Question: “Of all the people in America, sir, why you for President?”
Answer: “Well, I’m not smart enough to tell a lie.”
Amis relays the exchange:
‘But why do you want it, sir?’ Reagan flexes his worn, snipped, tucked, mottled face. ‘This country needs a good Republican and I feel I can do the job. Why? I’m happy. I’m feeling good.’ Here he turns. ‘And I have Nancy to tuck me up at night.’
Laughter, applause, hats in the air.
Anger, discontent and resentment
Imagine this anecdote today. Were Donald Trump had asked the same question in 2016, it seems like he may have responded: “Because I’m unhappy. I’m feeling bad. And my relationship with my wife is catastrophic.”
And surely his Republican audience would also have clapped, identifying now not with Reagan’s optimism but with Trump’s self-portrait of anger, discontent and resentment.
Ronald Reagan, that carefree actor-president, may have been the last US leader to channel Americans’ good feelings about the free market.
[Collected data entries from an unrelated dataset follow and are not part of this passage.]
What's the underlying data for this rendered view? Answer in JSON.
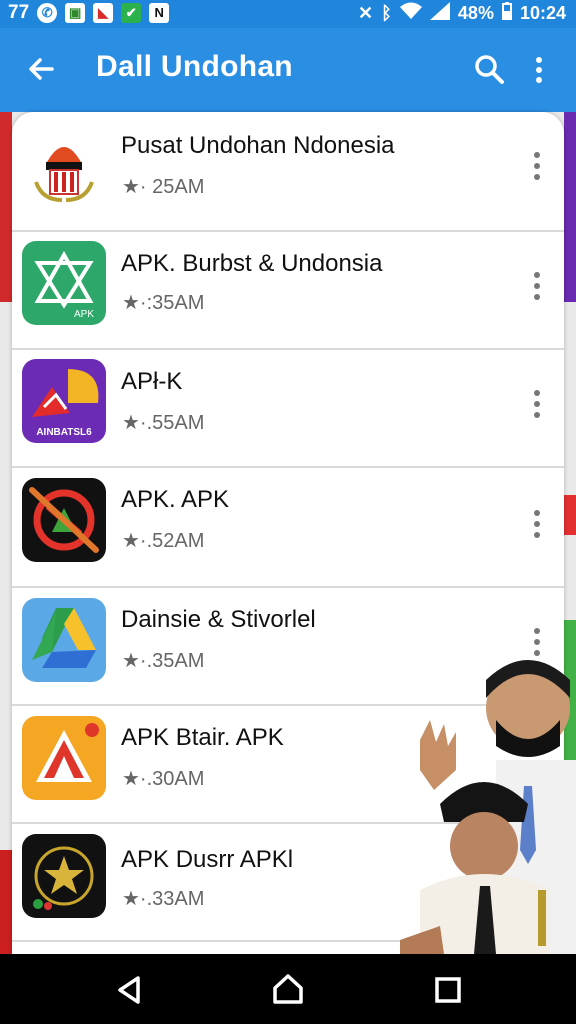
{
  "status_bar": {
    "notification_count": "77",
    "right_battery": "48%",
    "time": "10:24",
    "icon_colors": {
      "bg": "#1f86dc"
    }
  },
  "app_bar": {
    "title": "Dall Undohan",
    "back_icon": "back-arrow-icon",
    "search_icon": "search-icon",
    "overflow_icon": "more-vert-icon",
    "color": "#2a8ee3"
  },
  "apps": [
    {
      "title": "Pusat Undohan Ndonesia",
      "subtitle": "★· 25AM",
      "icon": "emblem-icon"
    },
    {
      "title": "APK. Burbst & Undonsia",
      "subtitle": "★·:35AM",
      "icon": "apk-triangle-icon",
      "icon_label": "APK"
    },
    {
      "title": "APł-K",
      "subtitle": "★·.55AM",
      "icon": "shell-flag-icon",
      "icon_label": "AINBATSL6"
    },
    {
      "title": "APK. APK",
      "subtitle": "★·.52AM",
      "icon": "no-sign-icon"
    },
    {
      "title": "Dainsie & Stivorlel",
      "subtitle": "★·.35AM",
      "icon": "drive-icon"
    },
    {
      "title": "APK Btair. APK",
      "subtitle": "★·.30AM",
      "icon": "triangle-logo-icon"
    },
    {
      "title": "APK Dusrr APKl",
      "subtitle": "★·.33AM",
      "icon": "star-crest-icon"
    }
  ],
  "nav_bar": {
    "back_icon": "nav-back-icon",
    "home_icon": "nav-home-icon",
    "recents_icon": "nav-recents-icon"
  }
}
As Robert Putnam outlines in his famous investigation, Bowling Alone, civil society and social bonds in the US strengthened from the early 20th century until the 1970s, when the era of neoliberal reforms began.
At that point, things quickly began to unravel. Historically speaking, the growth of mercantilism, en economic nationalism that seeks to enrich the state through trade and wealth accumulation, has always deteriorated social bonds, though that’s not necessarily a bad thing. The market also weakens relationships that are clientelistic, toxic or patriarchal.
Problems arise when mercantilism becomes an expansive, generalised social dynamic, which is precisely what globalisation unleashed starting in the 1970s. After global economic crisis exposed the limits of the Fordist assembly line-style mass production model, the world veered sharply back toward the liberal, unregulated Manchester capitalism that had predominated before the second world war.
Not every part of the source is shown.